Out of every mainstream media organization conducting an online poll asking participants who won, Bernie Sanders destroyed the competition. It wasn't even close. Even Fox News and Drudge participants said Sanders won by a huge margin.


One of the biggest embarrassments for big media last night showed in online polls conducted by CNN. Two separate polls each picked Sanders as the winner.

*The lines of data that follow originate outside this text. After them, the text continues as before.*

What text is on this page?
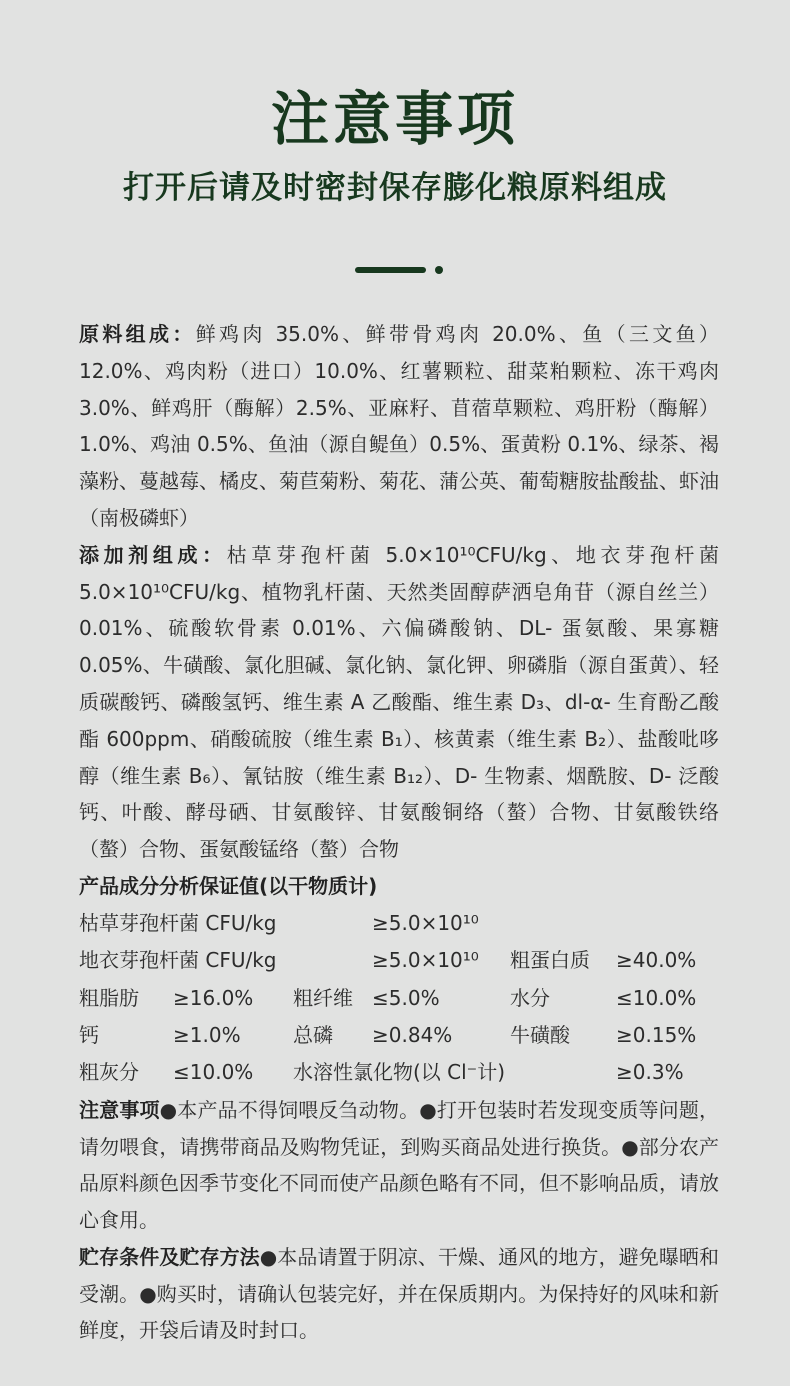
注意事项
打开后请及时密封保存膨化粮原料组成

原料组成：鲜鸡肉 35.0%、鲜带骨鸡肉 20.0%、鱼（三文鱼）12.0%、鸡肉粉（进口）10.0%、红薯颗粒、甜菜粕颗粒、冻干鸡肉 3.0%、鲜鸡肝（酶解）2.5%、亚麻籽、苜蓿草颗粒、鸡肝粉（酶解）1.0%、鸡油 0.5%、鱼油（源自鳀鱼）0.5%、蛋黄粉 0.1%、绿茶、褐藻粉、蔓越莓、橘皮、菊苣菊粉、菊花、蒲公英、葡萄糖胺盐酸盐、虾油（南极磷虾）

添加剂组成：枯草芽孢杆菌 5.0×10¹⁰CFU/kg、地衣芽孢杆菌 5.0×10¹⁰CFU/kg、植物乳杆菌、天然类固醇萨洒皂角苷（源自丝兰）0.01%、硫酸软骨素 0.01%、六偏磷酸钠、DL- 蛋氨酸、果寡糖 0.05%、牛磺酸、氯化胆碱、氯化钠、氯化钾、卵磷脂（源自蛋黄）、轻质碳酸钙、磷酸氢钙、维生素 A 乙酸酯、维生素 D₃、dl-α- 生育酚乙酸酯 600ppm、硝酸硫胺（维生素 B₁）、核黄素（维生素 B₂）、盐酸吡哆醇（维生素 B₆）、氰钴胺（维生素 B₁₂）、D- 生物素、烟酰胺、D- 泛酸钙、叶酸、酵母硒、甘氨酸锌、甘氨酸铜络（螯）合物、甘氨酸铁络（螯）合物、蛋氨酸锰络（螯）合物

产品成分分析保证值(以干物质计)

枯草芽孢杆菌 CFU/kg	≥5.0×10¹⁰
地衣芽孢杆菌 CFU/kg	≥5.0×10¹⁰ 粗蛋白质 ≥40.0%
粗脂肪 ≥16.0% 粗纤维 ≤5.0%	水分	≤10.0%
钙	≥1.0%	总磷 ≥0.84%	牛磺酸 ≥0.15%
粗灰分 ≤10.0% 水溶性氯化物(以 Cl⁻计)	≥0.3%

注意事项●本产品不得饲喂反刍动物。●打开包装时若发现变质等问题，请勿喂食，请携带商品及购物凭证，到购买商品处进行换货。●部分农产品原料颜色因季节变化不同而使产品颜色略有不同，但不影响品质，请放心食用。

贮存条件及贮存方法●本品请置于阴凉、干燥、通风的地方，避免曝晒和受潮。●购买时，请确认包装完好，并在保质期内。为保持好的风味和新鲜度，开袋后请及时封口。
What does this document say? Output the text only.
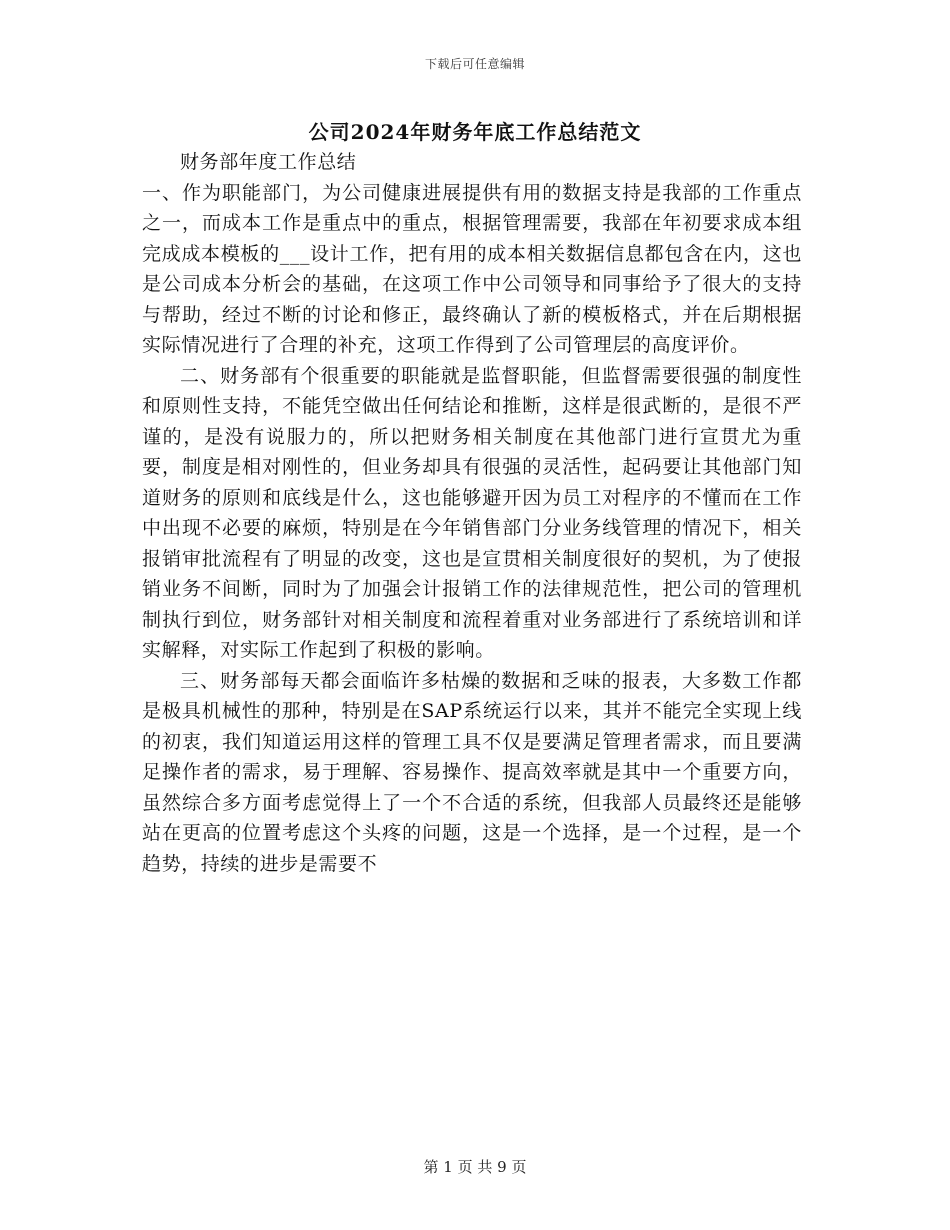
下载后可任意编辑
公司2024年财务年底工作总结范文

财务部年度工作总结

一、作为职能部门，为公司健康进展提供有用的数据支持是我部的工作重点之一，而成本工作是重点中的重点，根据管理需要，我部在年初要求成本组完成成本模板的___设计工作，把有用的成本相关数据信息都包含在内，这也是公司成本分析会的基础，在这项工作中公司领导和同事给予了很大的支持与帮助，经过不断的讨论和修正，最终确认了新的模板格式，并在后期根据实际情况进行了合理的补充，这项工作得到了公司管理层的高度评价。

二、财务部有个很重要的职能就是监督职能，但监督需要很强的制度性和原则性支持，不能凭空做出任何结论和推断，这样是很武断的，是很不严谨的，是没有说服力的，所以把财务相关制度在其他部门进行宣贯尤为重要，制度是相对刚性的，但业务却具有很强的灵活性，起码要让其他部门知道财务的原则和底线是什么，这也能够避开因为员工对程序的不懂而在工作中出现不必要的麻烦，特别是在今年销售部门分业务线管理的情况下，相关报销审批流程有了明显的改变，这也是宣贯相关制度很好的契机，为了使报销业务不间断，同时为了加强会计报销工作的法律规范性，把公司的管理机制执行到位，财务部针对相关制度和流程着重对业务部进行了系统培训和详实解释，对实际工作起到了积极的影响。

三、财务部每天都会面临许多枯燥的数据和乏味的报表，大多数工作都是极具机械性的那种，特别是在SAP系统运行以来，其并不能完全实现上线的初衷，我们知道运用这样的管理工具不仅是要满足管理者需求，而且要满足操作者的需求，易于理解、容易操作、提高效率就是其中一个重要方向，虽然综合多方面考虑觉得上了一个不合适的系统，但我部人员最终还是能够站在更高的位置考虑这个头疼的问题，这是一个选择，是一个过程，是一个趋势，持续的进步是需要不

第 1 页 共 9 页
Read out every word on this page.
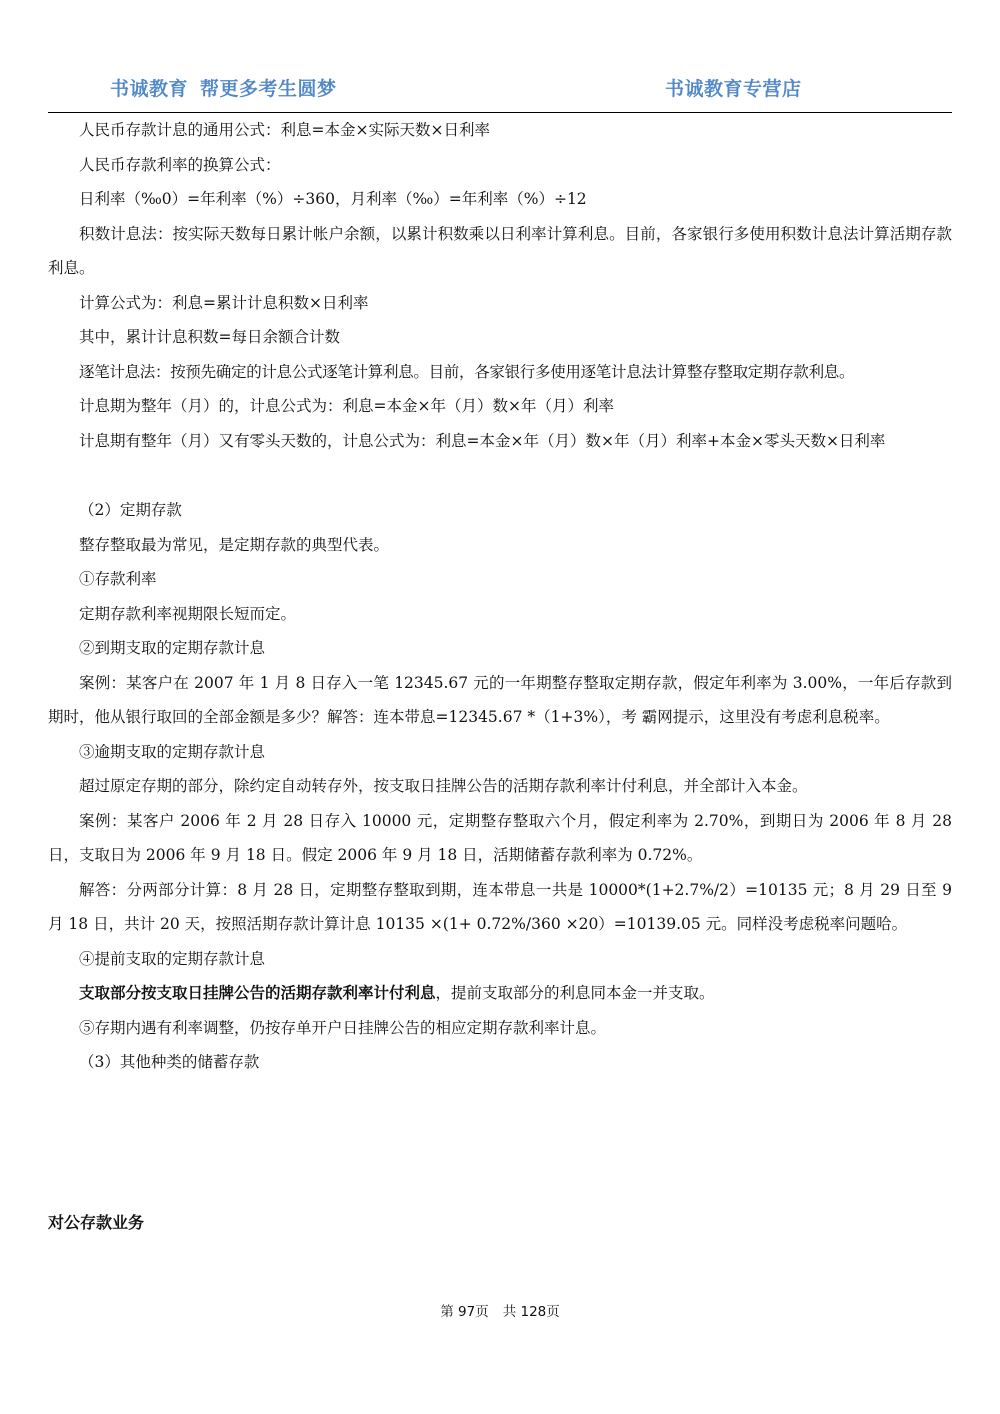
书诚教育 帮更多考生圆梦	书诚教育专营店

人民币存款计息的通用公式：利息=本金×实际天数×日利率

人民币存款利率的换算公式：

日利率（‰0）=年利率（%）÷360，月利率（‰）=年利率（%）÷12

积数计息法：按实际天数每日累计帐户余额，以累计积数乘以日利率计算利息。目前，各家银行多使用积数计息法计算活期存款利息。

计算公式为：利息=累计计息积数×日利率

其中，累计计息积数=每日余额合计数

逐笔计息法：按预先确定的计息公式逐笔计算利息。目前，各家银行多使用逐笔计息法计算整存整取定期存款利息。

计息期为整年（月）的，计息公式为：利息=本金×年（月）数×年（月）利率

计息期有整年（月）又有零头天数的，计息公式为：利息=本金×年（月）数×年（月）利率+本金×零头天数×日利率

（2）定期存款

整存整取最为常见，是定期存款的典型代表。

①存款利率

定期存款利率视期限长短而定。

②到期支取的定期存款计息

案例：某客户在 2007 年 1 月 8 日存入一笔 12345.67 元的一年期整存整取定期存款，假定年利率为 3.00%，一年后存款到期时，他从银行取回的全部金额是多少？解答：连本带息=12345.67 *（1+3%），考 霸网提示，这里没有考虑利息税率。

③逾期支取的定期存款计息

超过原定存期的部分，除约定自动转存外，按支取日挂牌公告的活期存款利率计付利息，并全部计入本金。

案例：某客户 2006 年 2 月 28 日存入 10000 元，定期整存整取六个月，假定利率为 2.70%，到期日为 2006 年 8 月 28 日，支取日为 2006 年 9 月 18 日。假定 2006 年 9 月 18 日，活期储蓄存款利率为 0.72%。

解答：分两部分计算：8 月 28 日，定期整存整取到期，连本带息一共是 10000*(1+2.7%/2）=10135 元；8 月 29 日至 9 月 18 日，共计 20 天，按照活期存款计算计息 10135 ×(1+ 0.72%/360 ×20）=10139.05 元。同样没考虑税率问题哈。

④提前支取的定期存款计息

支取部分按支取日挂牌公告的活期存款利率计付利息，提前支取部分的利息同本金一并支取。

⑤存期内遇有利率调整，仍按存单开户日挂牌公告的相应定期存款利率计息。

（3）其他种类的储蓄存款

对公存款业务
第 97页 共 128页
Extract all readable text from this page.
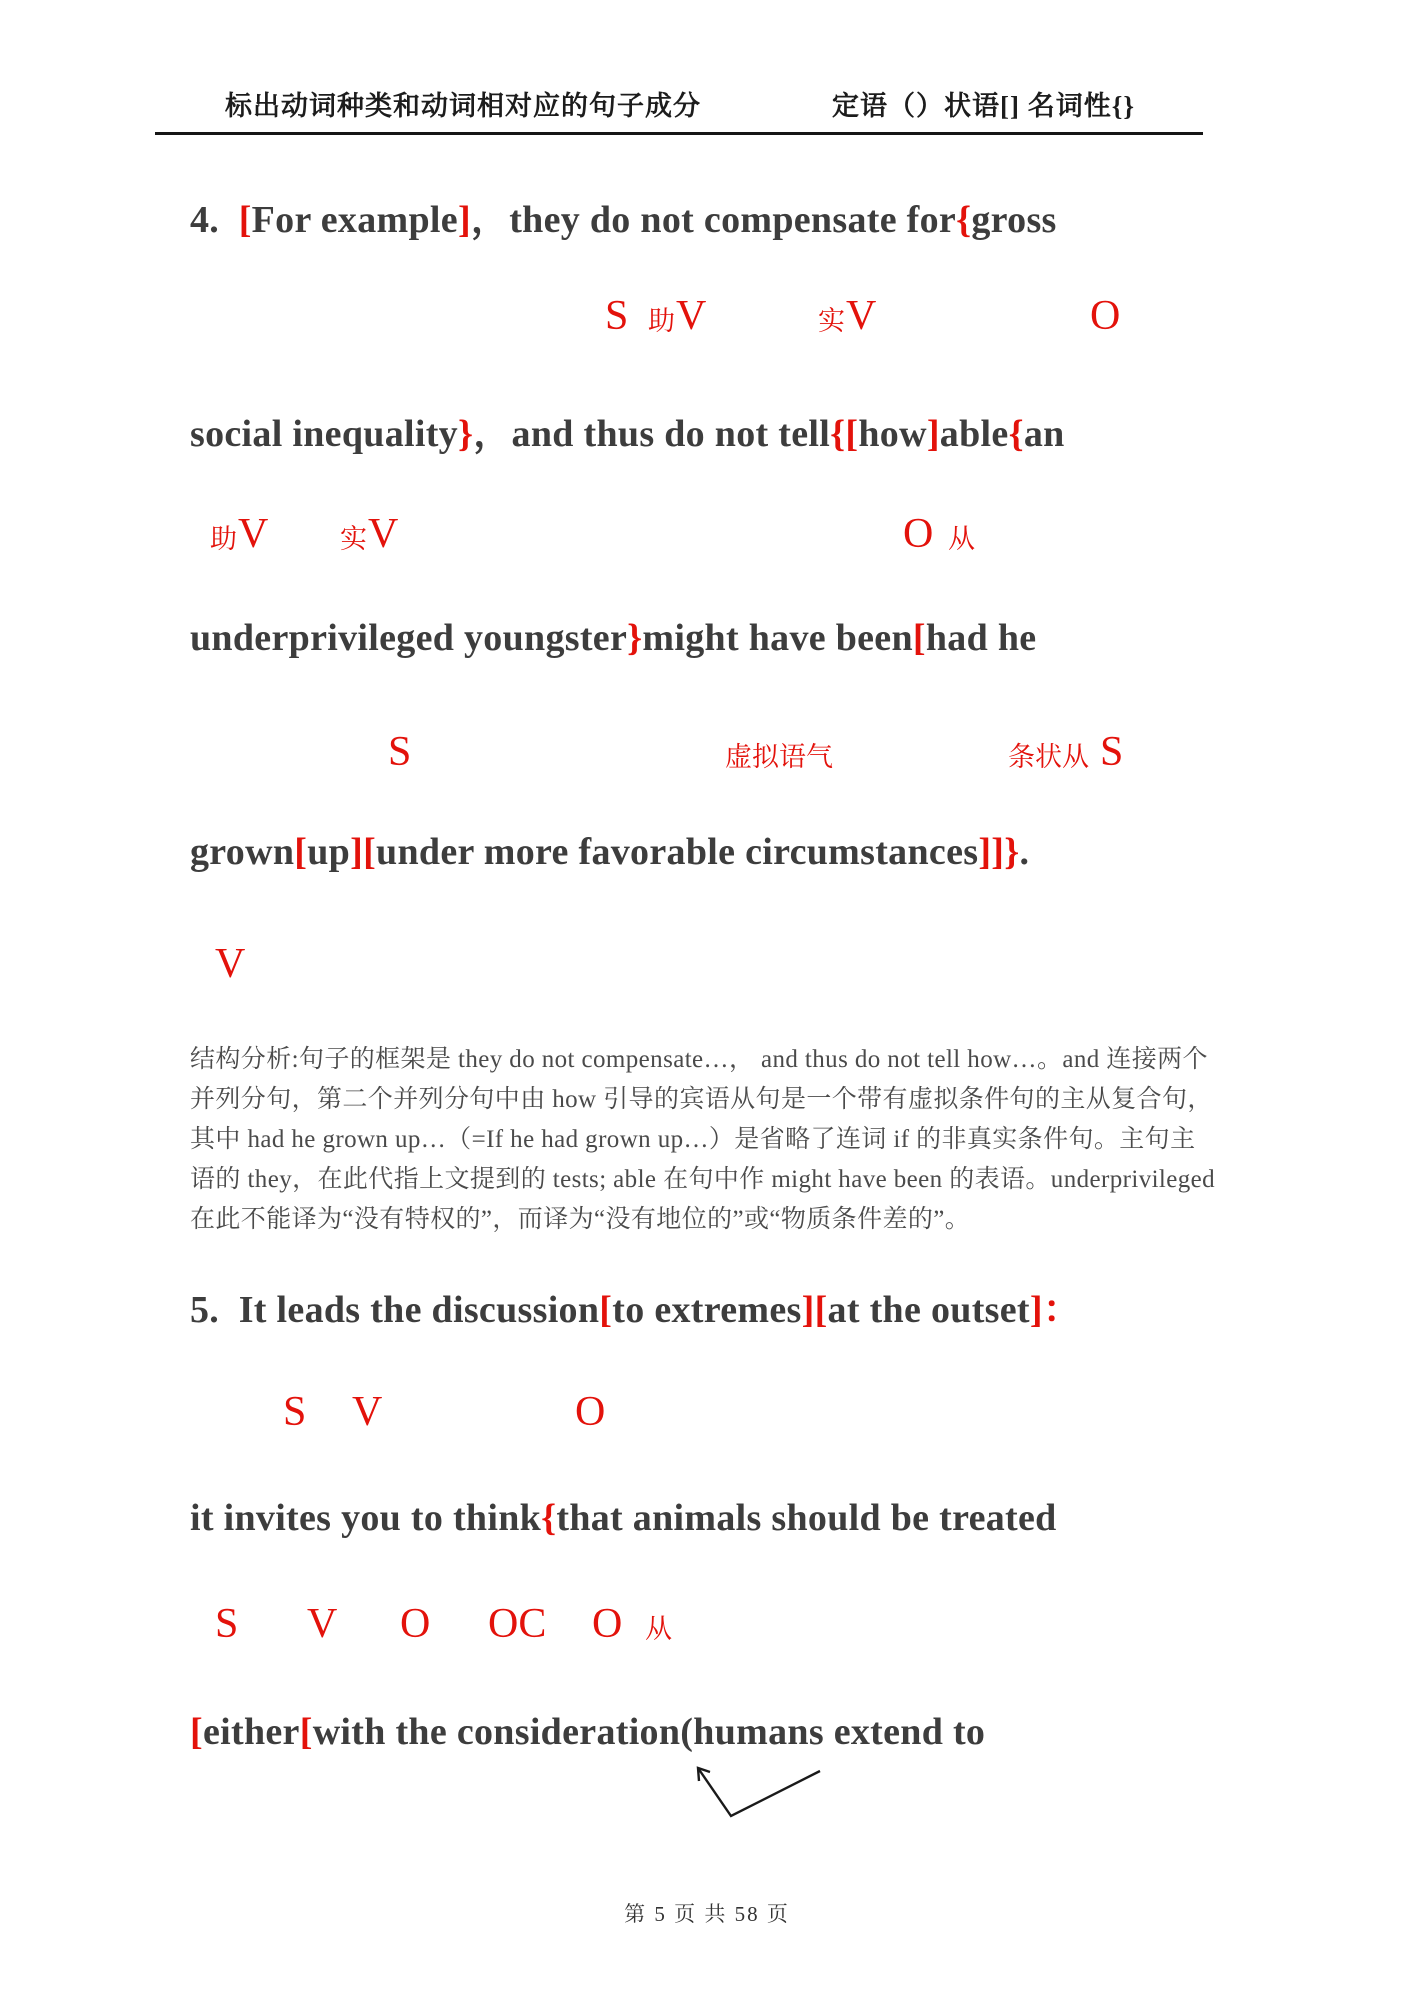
标出动词种类和动词相对应的句子成分	定语（）状语[] 名词性{}
4.  [For example]，they do not compensate for{gross
S 助 V	实 V	O
social inequality}，and thus do not tell{[how]able{an
助 V	实 V	O 从
underprivileged youngster}might have been[had he
S	虚拟语气	条状从 S
grown[up][under more favorable circumstances]]}.
V
结构分析:句子的框架是 they do not compensate…， and thus do not tell how…。and 连接两个
并列分句，第二个并列分句中由 how 引导的宾语从句是一个带有虚拟条件句的主从复合句，
其中 had he grown up…（=If he had grown up…）是省略了连词 if 的非真实条件句。主句主
语的 they，在此代指上文提到的 tests; able 在句中作 might have been 的表语。underprivileged
在此不能译为“没有特权的”，而译为“没有地位的”或“物质条件差的”。
5.  It leads the discussion[to extremes][at the outset]：
S V	O
it invites you to think{that animals should be treated
S V O OC O 从
[either[with the consideration(humans extend to
第 5 页 共 58 页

Curiously, this poll was removed from CNN's website, and is only shown here thanks to a Reddit user's screenshot. CNN removed the poll and replaced it with a pro-Clinton headline:


Why would CNN so obviously disregard its viewers' opinions in favor of pushing a pro-Clinton narrative? It might be partially because CNN's parent company, Time Warner, is one of Hillary Clinton's biggest donors:


6. Google Searches

Bernie Sanders was by far the most-googled candidate of the night, surpassing all of his competitors before the debate, during the debate, and afterward. No other candidate came close.


Something is seriously wrong inside corporate media newsrooms. Either editors and pundits are so incompetent at their jobs that they wrongly assume Hillary Clinton was the favorite in last night's debate, or they're purposefully shoving Hillary Clinton down our throats and denying Bernie Sanders' obvious popularity.